My kid is 15 right now but her personality is more mild. I wish she was more outgoing like me but in the end, her having this very mild personality to me actually is a savior LOL I know I won’t be dealing with these types of situations cause she shies away from mean bad boy or bad girl types. Doesn’t like those who are too tough. She is an artsy/crafty sensitive type and finds others like her personality so I am happy that she hasn’t gone down that route at all. I am getting way very lucky with her and can only HOPE I don’t go into situations like you guys are dealing with when it comes to a teenager!

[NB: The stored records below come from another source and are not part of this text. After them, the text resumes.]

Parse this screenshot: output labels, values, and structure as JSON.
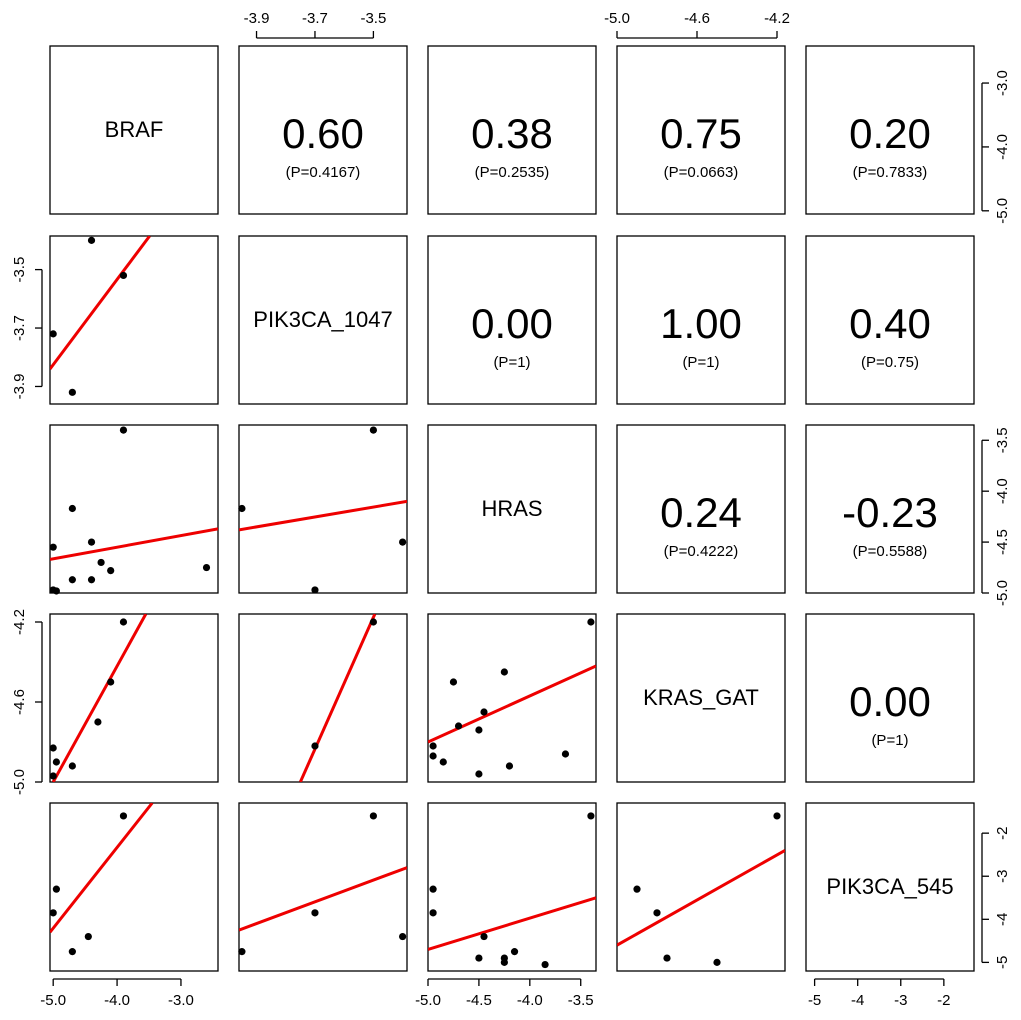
{
  "chart_data": {
    "type": "scatter-matrix",
    "variables": [
      "BRAF",
      "PIK3CA_1047",
      "HRAS",
      "KRAS_GAT",
      "PIK3CA_545"
    ],
    "axes": [
      {
        "range": [
          -5.05,
          -2.42
        ],
        "ticks": [
          -3.0,
          -4.0,
          -5.0
        ],
        "tick_labels": [
          "-3.0",
          "-4.0",
          "-5.0"
        ]
      },
      {
        "range": [
          -3.96,
          -3.385
        ],
        "ticks": [
          -3.9,
          -3.7,
          -3.5
        ],
        "tick_labels": [
          "-3.9",
          "-3.7",
          "-3.5"
        ]
      },
      {
        "range": [
          -5.0,
          -3.35
        ],
        "ticks": [
          -3.5,
          -4.0,
          -4.5,
          -5.0
        ],
        "tick_labels": [
          "-3.5",
          "-4.0",
          "-4.5",
          "-5.0"
        ]
      },
      {
        "range": [
          -5.0,
          -4.16
        ],
        "ticks": [
          -5.0,
          -4.6,
          -4.2
        ],
        "tick_labels": [
          "-5.0",
          "-4.6",
          "-4.2"
        ]
      },
      {
        "range": [
          -5.2,
          -1.3
        ],
        "ticks": [
          -2,
          -3,
          -4,
          -5
        ],
        "tick_labels": [
          "-2",
          "-3",
          "-4",
          "-5"
        ]
      }
    ],
    "bottom_ticks": [
      {
        "col": 0,
        "axis": 0,
        "ticks": [
          -5.0,
          -4.0,
          -3.0
        ],
        "labels": [
          "-5.0",
          "-4.0",
          "-3.0"
        ]
      },
      {
        "col": 2,
        "axis": 2,
        "ticks": [
          -5.0,
          -4.5,
          -4.0,
          -3.5
        ],
        "labels": [
          "-5.0",
          "-4.5",
          "-4.0",
          "-3.5"
        ]
      },
      {
        "col": 4,
        "axis": 4,
        "ticks": [
          -5,
          -4,
          -3,
          -2
        ],
        "labels": [
          "-5",
          "-4",
          "-3",
          "-2"
        ]
      }
    ],
    "top_ticks": [
      {
        "col": 1,
        "axis": 1,
        "ticks": [
          -3.9,
          -3.7,
          -3.5
        ],
        "labels": [
          "-3.9",
          "-3.7",
          "-3.5"
        ]
      },
      {
        "col": 3,
        "axis": 3,
        "ticks": [
          -5.0,
          -4.6,
          -4.2
        ],
        "labels": [
          "-5.0",
          "-4.6",
          "-4.2"
        ]
      }
    ],
    "left_ticks": [
      {
        "row": 1,
        "axis": 1,
        "ticks": [
          -3.5,
          -3.7,
          -3.9
        ],
        "labels": [
          "-3.5",
          "-3.7",
          "-3.9"
        ]
      },
      {
        "row": 3,
        "axis": 3,
        "ticks": [
          -4.2,
          -4.6,
          -5.0
        ],
        "labels": [
          "-4.2",
          "-4.6",
          "-5.0"
        ]
      }
    ],
    "right_ticks": [
      {
        "row": 0,
        "axis": 0,
        "ticks": [
          -3.0,
          -4.0,
          -5.0
        ],
        "labels": [
          "-3.0",
          "-4.0",
          "-5.0"
        ]
      },
      {
        "row": 2,
        "axis": 2,
        "ticks": [
          -3.5,
          -4.0,
          -4.5,
          -5.0
        ],
        "labels": [
          "-3.5",
          "-4.0",
          "-4.5",
          "-5.0"
        ]
      },
      {
        "row": 4,
        "axis": 4,
        "ticks": [
          -2,
          -3,
          -4,
          -5
        ],
        "labels": [
          "-2",
          "-3",
          "-4",
          "-5"
        ]
      }
    ],
    "correlations": [
      {
        "row": 0,
        "col": 1,
        "r": "0.60",
        "p": "(P=0.4167)"
      },
      {
        "row": 0,
        "col": 2,
        "r": "0.38",
        "p": "(P=0.2535)"
      },
      {
        "row": 0,
        "col": 3,
        "r": "0.75",
        "p": "(P=0.0663)"
      },
      {
        "row": 0,
        "col": 4,
        "r": "0.20",
        "p": "(P=0.7833)"
      },
      {
        "row": 1,
        "col": 2,
        "r": "0.00",
        "p": "(P=1)"
      },
      {
        "row": 1,
        "col": 3,
        "r": "1.00",
        "p": "(P=1)"
      },
      {
        "row": 1,
        "col": 4,
        "r": "0.40",
        "p": "(P=0.75)"
      },
      {
        "row": 2,
        "col": 3,
        "r": "0.24",
        "p": "(P=0.4222)"
      },
      {
        "row": 2,
        "col": 4,
        "r": "-0.23",
        "p": "(P=0.5588)"
      },
      {
        "row": 3,
        "col": 4,
        "r": "0.00",
        "p": "(P=1)"
      }
    ],
    "scatter_panels": [
      {
        "row": 1,
        "col": 0,
        "points": [
          [
            -4.4,
            -3.4
          ],
          [
            -3.9,
            -3.52
          ],
          [
            -5.0,
            -3.72
          ],
          [
            -4.7,
            -3.92
          ]
        ],
        "fit": [
          [
            -5.05,
            -3.84
          ],
          [
            -3.49,
            -3.385
          ]
        ]
      },
      {
        "row": 2,
        "col": 0,
        "points": [
          [
            -3.9,
            -3.4
          ],
          [
            -4.7,
            -4.17
          ],
          [
            -5.0,
            -4.55
          ],
          [
            -4.4,
            -4.5
          ],
          [
            -4.25,
            -4.7
          ],
          [
            -4.1,
            -4.78
          ],
          [
            -4.7,
            -4.87
          ],
          [
            -4.4,
            -4.87
          ],
          [
            -2.6,
            -4.75
          ],
          [
            -5.0,
            -4.97
          ],
          [
            -4.95,
            -4.98
          ]
        ],
        "fit": [
          [
            -5.05,
            -4.67
          ],
          [
            -2.42,
            -4.37
          ]
        ]
      },
      {
        "row": 2,
        "col": 1,
        "points": [
          [
            -3.5,
            -3.4
          ],
          [
            -3.95,
            -4.17
          ],
          [
            -3.4,
            -4.5
          ],
          [
            -3.7,
            -4.97
          ]
        ],
        "fit": [
          [
            -3.96,
            -4.38
          ],
          [
            -3.385,
            -4.1
          ]
        ]
      },
      {
        "row": 3,
        "col": 0,
        "points": [
          [
            -3.9,
            -4.2
          ],
          [
            -4.1,
            -4.5
          ],
          [
            -4.3,
            -4.7
          ],
          [
            -5.0,
            -4.83
          ],
          [
            -4.95,
            -4.9
          ],
          [
            -4.7,
            -4.92
          ],
          [
            -5.0,
            -4.97
          ]
        ],
        "fit": [
          [
            -5.0,
            -5.0
          ],
          [
            -3.55,
            -4.16
          ]
        ]
      },
      {
        "row": 3,
        "col": 1,
        "points": [
          [
            -3.5,
            -4.2
          ],
          [
            -3.7,
            -4.82
          ]
        ],
        "fit": [
          [
            -3.75,
            -5.0
          ],
          [
            -3.495,
            -4.16
          ]
        ]
      },
      {
        "row": 3,
        "col": 2,
        "points": [
          [
            -3.4,
            -4.2
          ],
          [
            -4.25,
            -4.45
          ],
          [
            -4.75,
            -4.5
          ],
          [
            -4.45,
            -4.65
          ],
          [
            -4.7,
            -4.72
          ],
          [
            -4.5,
            -4.74
          ],
          [
            -4.95,
            -4.82
          ],
          [
            -4.95,
            -4.87
          ],
          [
            -3.65,
            -4.86
          ],
          [
            -4.85,
            -4.9
          ],
          [
            -4.2,
            -4.92
          ],
          [
            -4.5,
            -4.96
          ]
        ],
        "fit": [
          [
            -5.0,
            -4.8
          ],
          [
            -3.35,
            -4.42
          ]
        ]
      },
      {
        "row": 4,
        "col": 0,
        "points": [
          [
            -3.9,
            -1.6
          ],
          [
            -4.95,
            -3.3
          ],
          [
            -5.0,
            -3.85
          ],
          [
            -4.45,
            -4.4
          ],
          [
            -4.7,
            -4.75
          ]
        ],
        "fit": [
          [
            -5.05,
            -4.3
          ],
          [
            -3.45,
            -1.3
          ]
        ]
      },
      {
        "row": 4,
        "col": 1,
        "points": [
          [
            -3.5,
            -1.6
          ],
          [
            -3.7,
            -3.85
          ],
          [
            -3.4,
            -4.4
          ],
          [
            -3.95,
            -4.75
          ]
        ],
        "fit": [
          [
            -3.96,
            -4.25
          ],
          [
            -3.385,
            -2.8
          ]
        ]
      },
      {
        "row": 4,
        "col": 2,
        "points": [
          [
            -3.4,
            -1.6
          ],
          [
            -4.95,
            -3.3
          ],
          [
            -4.95,
            -3.85
          ],
          [
            -4.45,
            -4.4
          ],
          [
            -4.15,
            -4.75
          ],
          [
            -4.5,
            -4.9
          ],
          [
            -4.25,
            -4.9
          ],
          [
            -4.25,
            -5.0
          ],
          [
            -3.85,
            -5.05
          ]
        ],
        "fit": [
          [
            -5.0,
            -4.7
          ],
          [
            -3.35,
            -3.5
          ]
        ]
      },
      {
        "row": 4,
        "col": 3,
        "points": [
          [
            -4.2,
            -1.6
          ],
          [
            -4.9,
            -3.3
          ],
          [
            -4.8,
            -3.85
          ],
          [
            -4.75,
            -4.9
          ],
          [
            -4.5,
            -5.0
          ]
        ],
        "fit": [
          [
            -5.0,
            -4.6
          ],
          [
            -4.16,
            -2.4
          ]
        ]
      }
    ]
  }
}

and if healthy eating was all it took for teens to be ok, then we would have no troubled teens LOL cause everyone would force ‘good food’ onto them and cut sugar back immensely :slight_smile: but yea while diet is key obviously, I don’t think it is end all to any teens developing years ya know. just a personal thought on that one. Everyone finds their outlet, their way to grow into adulthood and it is such a personal direction ya know. So many factors come into play and while good nutrition is key to the body and mind truly, it won’t be the end all to any of this development into an adult either. It is just a darn tough situation all around and I feel for ya dealing with stuff like that.

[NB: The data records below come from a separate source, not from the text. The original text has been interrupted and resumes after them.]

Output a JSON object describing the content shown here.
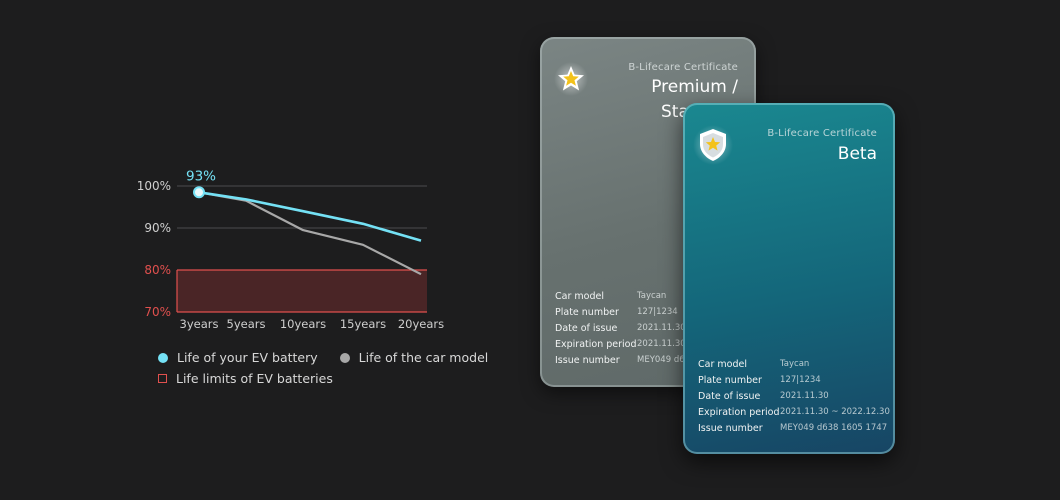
{
  "chart_data": {
    "type": "line",
    "x": [
      "3years",
      "5years",
      "10years",
      "15years",
      "20years"
    ],
    "series": [
      {
        "name": "Life of your EV battery",
        "color": "#74e1f5",
        "values": [
          98.5,
          96.8,
          94.0,
          91.0,
          87.0
        ]
      },
      {
        "name": "Life of the car model",
        "color": "#a8a8a8",
        "values": [
          98.5,
          96.5,
          89.5,
          86.0,
          79.0
        ]
      }
    ],
    "band": {
      "name": "Life limits of EV batteries",
      "from": 70,
      "to": 80,
      "color": "#e0504e"
    },
    "y_ticks": [
      "100%",
      "90%",
      "80%",
      "70%"
    ],
    "y_tick_values": [
      100,
      90,
      80,
      70
    ],
    "ylim": [
      70,
      100
    ],
    "highlight_label": "93%",
    "legend_position": "bottom-left"
  },
  "cards": {
    "back": {
      "label": "B-Lifecare Certificate",
      "title_line1": "Premium /",
      "title_line2": "Sta",
      "badge_icon": "star-icon",
      "rows": [
        {
          "key": "Car model",
          "value": "Taycan"
        },
        {
          "key": "Plate number",
          "value": "127|1234"
        },
        {
          "key": "Date of issue",
          "value": "2021.11.30"
        },
        {
          "key": "Expiration period",
          "value": "2021.11.30"
        },
        {
          "key": "Issue number",
          "value": "MEY049 d6"
        }
      ]
    },
    "front": {
      "label": "B-Lifecare Certificate",
      "title": "Beta",
      "badge_icon": "shield-star-icon",
      "rows": [
        {
          "key": "Car model",
          "value": "Taycan"
        },
        {
          "key": "Plate number",
          "value": "127|1234"
        },
        {
          "key": "Date of issue",
          "value": "2021.11.30"
        },
        {
          "key": "Expiration period",
          "value": "2021.11.30 ~ 2022.12.30"
        },
        {
          "key": "Issue number",
          "value": "MEY049 d638 1605 1747"
        }
      ]
    }
  }
}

------------------------------good carnivore morning

our filet mignon was stellar.
our shrimp were over the top delish and thank goodness I made a ton of them cause the 3 of us woofed those bad boys down fast HAHA

hubby had sweet tater and kid had roasted veggie skewers with her plate.

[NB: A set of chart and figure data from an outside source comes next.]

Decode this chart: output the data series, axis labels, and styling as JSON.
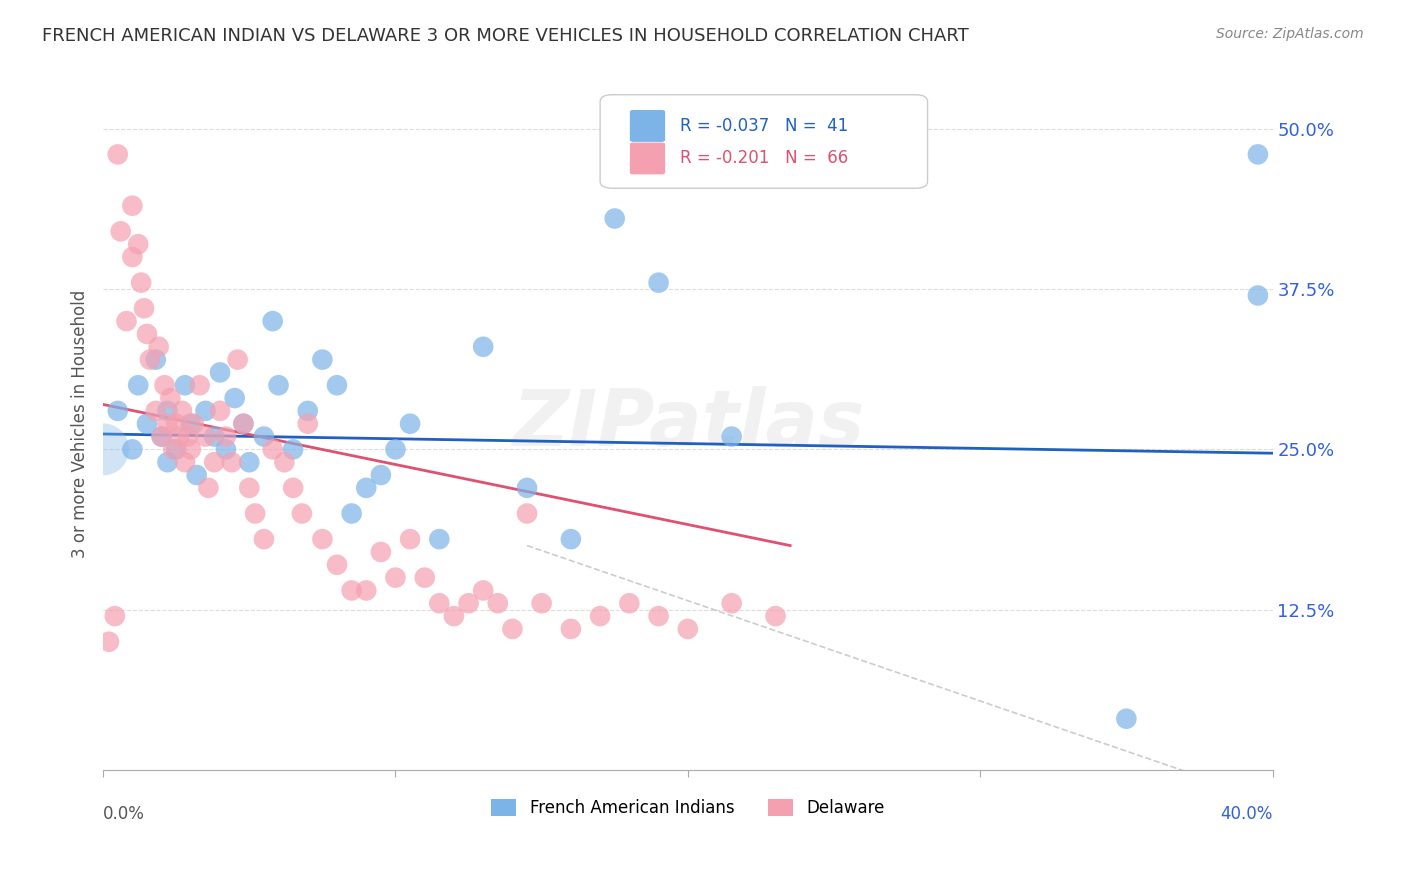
{
  "title": "FRENCH AMERICAN INDIAN VS DELAWARE 3 OR MORE VEHICLES IN HOUSEHOLD CORRELATION CHART",
  "source": "Source: ZipAtlas.com",
  "ylabel": "3 or more Vehicles in Household",
  "ytick_labels": [
    "50.0%",
    "37.5%",
    "25.0%",
    "12.5%"
  ],
  "ytick_values": [
    0.5,
    0.375,
    0.25,
    0.125
  ],
  "xlim": [
    0.0,
    0.4
  ],
  "ylim": [
    0.0,
    0.54
  ],
  "legend_blue_label": "French American Indians",
  "legend_pink_label": "Delaware",
  "legend_blue_R": "R = -0.037",
  "legend_blue_N": "N =  41",
  "legend_pink_R": "R = -0.201",
  "legend_pink_N": "N =  66",
  "blue_scatter_x": [
    0.005,
    0.01,
    0.012,
    0.015,
    0.018,
    0.02,
    0.022,
    0.022,
    0.025,
    0.028,
    0.03,
    0.032,
    0.035,
    0.038,
    0.04,
    0.042,
    0.045,
    0.048,
    0.05,
    0.055,
    0.058,
    0.06,
    0.065,
    0.07,
    0.075,
    0.08,
    0.085,
    0.09,
    0.095,
    0.1,
    0.105,
    0.115,
    0.13,
    0.145,
    0.16,
    0.175,
    0.19,
    0.215,
    0.35,
    0.395,
    0.395
  ],
  "blue_scatter_y": [
    0.28,
    0.25,
    0.3,
    0.27,
    0.32,
    0.26,
    0.24,
    0.28,
    0.25,
    0.3,
    0.27,
    0.23,
    0.28,
    0.26,
    0.31,
    0.25,
    0.29,
    0.27,
    0.24,
    0.26,
    0.35,
    0.3,
    0.25,
    0.28,
    0.32,
    0.3,
    0.2,
    0.22,
    0.23,
    0.25,
    0.27,
    0.18,
    0.33,
    0.22,
    0.18,
    0.43,
    0.38,
    0.26,
    0.04,
    0.37,
    0.48
  ],
  "pink_scatter_x": [
    0.002,
    0.004,
    0.005,
    0.006,
    0.008,
    0.01,
    0.01,
    0.012,
    0.013,
    0.014,
    0.015,
    0.016,
    0.018,
    0.019,
    0.02,
    0.021,
    0.022,
    0.023,
    0.024,
    0.025,
    0.026,
    0.027,
    0.028,
    0.029,
    0.03,
    0.031,
    0.033,
    0.035,
    0.036,
    0.038,
    0.04,
    0.042,
    0.044,
    0.046,
    0.048,
    0.05,
    0.052,
    0.055,
    0.058,
    0.062,
    0.065,
    0.068,
    0.07,
    0.075,
    0.08,
    0.085,
    0.09,
    0.095,
    0.1,
    0.105,
    0.11,
    0.115,
    0.12,
    0.125,
    0.13,
    0.135,
    0.14,
    0.145,
    0.15,
    0.16,
    0.17,
    0.18,
    0.19,
    0.2,
    0.215,
    0.23
  ],
  "pink_scatter_y": [
    0.1,
    0.12,
    0.48,
    0.42,
    0.35,
    0.44,
    0.4,
    0.41,
    0.38,
    0.36,
    0.34,
    0.32,
    0.28,
    0.33,
    0.26,
    0.3,
    0.27,
    0.29,
    0.25,
    0.27,
    0.26,
    0.28,
    0.24,
    0.26,
    0.25,
    0.27,
    0.3,
    0.26,
    0.22,
    0.24,
    0.28,
    0.26,
    0.24,
    0.32,
    0.27,
    0.22,
    0.2,
    0.18,
    0.25,
    0.24,
    0.22,
    0.2,
    0.27,
    0.18,
    0.16,
    0.14,
    0.14,
    0.17,
    0.15,
    0.18,
    0.15,
    0.13,
    0.12,
    0.13,
    0.14,
    0.13,
    0.11,
    0.2,
    0.13,
    0.11,
    0.12,
    0.13,
    0.12,
    0.11,
    0.13,
    0.12
  ],
  "blue_line_x": [
    0.0,
    0.4
  ],
  "blue_line_y": [
    0.262,
    0.247
  ],
  "pink_line_x": [
    0.0,
    0.235
  ],
  "pink_line_y": [
    0.285,
    0.175
  ],
  "dashed_line_x": [
    0.145,
    0.42
  ],
  "dashed_line_y": [
    0.175,
    -0.04
  ],
  "grid_color": "#dddddd",
  "blue_color": "#7cb4e8",
  "pink_color": "#f4a0b0",
  "blue_line_color": "#2060c0",
  "pink_line_color": "#e05070",
  "dashed_line_color": "#cccccc",
  "background_color": "#ffffff",
  "watermark": "ZIPatlas"
}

no dessert. no one wants it til later when they scavenge the kitchen and kid ended up baking choc. chip cookies and hell I wanted every damn one of them, but I didn’t :slight_smile: the smell tho ya know LOL just wanted to eat them all but I can’t go there. Sugar intake at this stage in the game makes me so sick, ain’t worth it.

So had a fab eating day

food was:

12 oz NY Strip steak
few slices taylor ham
filet mignon steak
alot of peel/eat shrimp in old bay seasoned butter

I did well on the seasoning tho. family loves it that way and I never use it when I eat my shrimp, but I made it the way they love it for the holiday and the seasoning settled well with me…so came thru ok on that :slight_smile:

that holiday is done. check. onto one more big eating day for Xmas and done deal. Love I get thru holidays ok now :slight_smile:


#620

Maybe it’s not important as everyone can handle me disappearing for a while… But Alvaro got into a serious accident and we can’t even visit due to covid… I stop heating as I don’t care and he isn’t here (I was freezing yesterday but that was another world when I was still a hedonist) so you can imagine how high priority is eating to me now. I won’t cook, I can’t pick the eggs (I don’t have the phone numbers, just the location and we have covid times) and I just wanna wake up from his nightmare.

I go to his Mom who lives in the same city as the hospital, take the roasted pork (it was much defrosted meat, I had to do something with it) and I don’t know.

Now Amy is worried because of us, not vice versa, she left the hospital and a dark part of her life, it seems. But why would 2020 end well if it started and continued so very not well for us?

I barely slept, I went to bed late and the police came early. I have no idea how I will sleep but I don’t function well now.

I probably won’t even have christmas this year. But I won’t complain as long as he will heal eventually.